My Best Friend's Exorcism(14)



“Are you seriously doing homework?” Margaret barked at Glee, who was sitting against her bed and seriously doing homework.

“This is boring,” Glee said.

“What about the Proclaimers?” Abby asked.

“No!” Margaret snapped.

“That one song is good?” Abby ventured.

Margaret flopped back in her armchair.

“This blows,” she groaned. “Seriously, I’m not feeling anything. Do you guys want to get buzzed? Glee, stop doing your homework or I’m going to hurt you.”

Abby looked down the room. Gretchen was at the far end, staring out the window, putting braids in her hair, then taking them out. Abby went over and stood next to her.

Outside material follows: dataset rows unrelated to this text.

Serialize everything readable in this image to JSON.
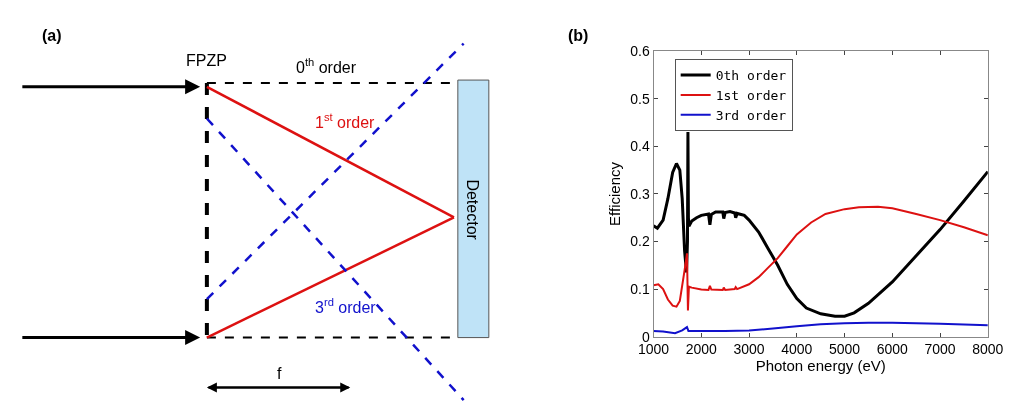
{
  "chart_data": [
    {
      "type": "other",
      "title": "(a)",
      "annotations": [
        "FPZP",
        "0$^{th}$ order",
        "1$^{st}$ order",
        "3$^{rd}$ order",
        "Detector",
        "f"
      ]
    },
    {
      "type": "line",
      "title": "(b)",
      "xlabel": "Photon energy (eV)",
      "ylabel": "Efficiency",
      "xlim": [
        1000,
        8000
      ],
      "xticks": [
        1000,
        2000,
        3000,
        4000,
        5000,
        6000,
        7000,
        8000
      ],
      "ylim": [
        0,
        0.6
      ],
      "yticks": [
        0,
        0.1,
        0.2,
        0.3,
        0.4,
        0.5,
        0.6
      ],
      "legend": "top left",
      "series": [
        {
          "name": "0th order",
          "color": "#000000",
          "x": [
            1000,
            1080,
            1200,
            1300,
            1400,
            1480,
            1550,
            1600,
            1650,
            1690,
            1710,
            1720,
            1730,
            1740,
            1800,
            1900,
            2000,
            2150,
            2180,
            2210,
            2300,
            2450,
            2470,
            2500,
            2600,
            2700,
            2720,
            2750,
            2900,
            3000,
            3200,
            3400,
            3600,
            3800,
            4000,
            4200,
            4500,
            4800,
            5000,
            5200,
            5500,
            6000,
            6500,
            7000,
            7500,
            8000
          ],
          "values": [
            0.233,
            0.228,
            0.245,
            0.29,
            0.345,
            0.364,
            0.35,
            0.29,
            0.18,
            0.135,
            0.2,
            0.43,
            0.25,
            0.232,
            0.243,
            0.25,
            0.255,
            0.258,
            0.235,
            0.257,
            0.262,
            0.262,
            0.248,
            0.261,
            0.263,
            0.26,
            0.25,
            0.259,
            0.255,
            0.245,
            0.22,
            0.185,
            0.15,
            0.11,
            0.08,
            0.06,
            0.048,
            0.043,
            0.043,
            0.05,
            0.07,
            0.115,
            0.17,
            0.225,
            0.285,
            0.347
          ]
        },
        {
          "name": "1st order",
          "color": "#dd1111",
          "x": [
            1000,
            1100,
            1200,
            1300,
            1400,
            1480,
            1550,
            1650,
            1700,
            1720,
            1740,
            1800,
            2000,
            2150,
            2180,
            2210,
            2450,
            2470,
            2500,
            2700,
            2720,
            2750,
            3000,
            3200,
            3400,
            3600,
            3800,
            4000,
            4300,
            4600,
            5000,
            5300,
            5700,
            6000,
            6500,
            7000,
            7500,
            8000
          ],
          "values": [
            0.108,
            0.11,
            0.1,
            0.078,
            0.065,
            0.063,
            0.075,
            0.14,
            0.175,
            0.055,
            0.105,
            0.103,
            0.099,
            0.098,
            0.107,
            0.099,
            0.098,
            0.103,
            0.098,
            0.1,
            0.104,
            0.1,
            0.11,
            0.125,
            0.145,
            0.165,
            0.19,
            0.215,
            0.24,
            0.258,
            0.268,
            0.272,
            0.273,
            0.27,
            0.258,
            0.245,
            0.23,
            0.213
          ]
        },
        {
          "name": "3rd order",
          "color": "#1111cc",
          "x": [
            1000,
            1200,
            1450,
            1600,
            1700,
            1730,
            1800,
            2500,
            3000,
            3500,
            4000,
            4500,
            5000,
            5500,
            6000,
            7000,
            8000
          ],
          "values": [
            0.012,
            0.011,
            0.007,
            0.013,
            0.02,
            0.012,
            0.012,
            0.012,
            0.013,
            0.017,
            0.022,
            0.026,
            0.028,
            0.029,
            0.029,
            0.027,
            0.024
          ]
        }
      ]
    }
  ]
}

“What’re you looking at?” she asked.

“Fireflies,” Gretchen said.

Abby looked down into the side yard. The only light in the bedroom came from a few candles, so it was dim enough to see out the windows and all the way across the yard to the black treeline.

“What fireflies?” she asked.

“They stopped,” Gretchen said.

“I’ve got a ouija board,” Margaret volunteered. “Y’all want to talk to Satan?”

“Did you know that Crest toothpaste is satanic?” Glee asked, looking up from her Trapper Keeper.

“Glee . . . ,” Margaret said.

“It is,” Glee said. “If you look at the side of the tube, there’s a picture of an old man with two horns and the hair in his beard makes an upside-down 666. And he’s got thirteen stars around him. Ouija boards are made by Parker Brothers, who make Trivial Pursuit.”

“So?” Margaret sighed.

“So,” Glee said. “If you want to communicate with Satan, you’d be better off brushing your teeth than doing ouija.”

“Thanks, nerd,” Margaret said.

The dim room got quiet. Gretchen hid a yawn in the crook of her elbow. Someone had to rescue the night. As usual, it was Abby.

“Let’s go skinny dipping,” she said.

“Fuck that,” Margaret said. “Too cold.”

“Just for a minute,” Abby said.

The idea of being outside sounded nice.

“I’ll go,” Gretchen said, pushing herself up off the window sill.

“Let me finish this trig,” Glee said.

Margaret walked over to Glee and clapped her notebook shut.

“Come on, spazmo,” she said. “Don’t chap my rooster.”

The four of them rumbled down the three flights of stairs, flipped on the yard lights, and spilled out into the backyard.

“Turn out the lights,” Gretchen said. “So we can see the stars.”

“Abby,” Margaret said, “the switch is by the back door.”

Abby tromped back up the stairs, found the switch behind the microwave, and the backyard went dark again. Instantly, the sky got lighter and the crickets got louder. A fat orange moon hung on the horizon, right above the treeline. The night felt like it was listening to them as Abby tiptoed back down the stairs.

“So pretty,” Gretchen was saying.

They watched the moon for a second, each of them willing herself to trip, but the moon just hung there being a moon. Then Gretchen pulled off her T-shirt.

“Bodacious ta-tas!” she shouted, and then she ran into the darkness headed for the dock, shedding clothes, reaching behind her back to unhook her bra, her long legs taking leaps that ate up the grass as she disappeared into the shadows.

“Hold up!” Margaret called. “It’s low tide.”

Gretchen didn’t slow down. They heard her feet thumping fast along the wooden dock.

“Gretchen!” Abby yelled. “Don’t jump!”

They ran after her, Margaret and Abby in the lead, stepping on Gretchen’s shorts and underwear in the grass. Ahead of them came the sound of a shallow splash.

“Shit,” Margaret said.

In the moonlight, they saw that the tide had gone out and the creek had been reduced to a tarnished ribbon of silver water that ran between two high mud banks. For a moment, Abby saw Gretchen hitting the pluff mud and shattering her kneecaps, or landing in three feet of water and slashing her face open on a hidden oyster bed.

“Gretchen?” Abby called.

No answer.

She and Margaret had reached the railing at the end of the dock. Glee trotted up behind them.

“Where’s Gretchen?” she asked.

“She jumped,” Abby said.

“Shit,” Glee said. “Is she okay?”

They looked up and down the creek but Gretchen was gone. They called her name a few times, their voices echoing across the water.

Abby bounced down the ramp to the floating dock.

“There’s alligators,” Margaret warned.

“Gretchen?” Abby called across the creek.

No answer. Abby realized she was going to have to go in.

“Do you have a flashlight?” she called up to Margaret. “We should put in the boat.”

“And run over her head?” Margaret said. “Genius.”

“Then, what?” Abby asked.

“She can hold her breath like a bone,” Margaret said. “Wait for her to come up.”

The water oozed around the floating dock, rocking it up and down.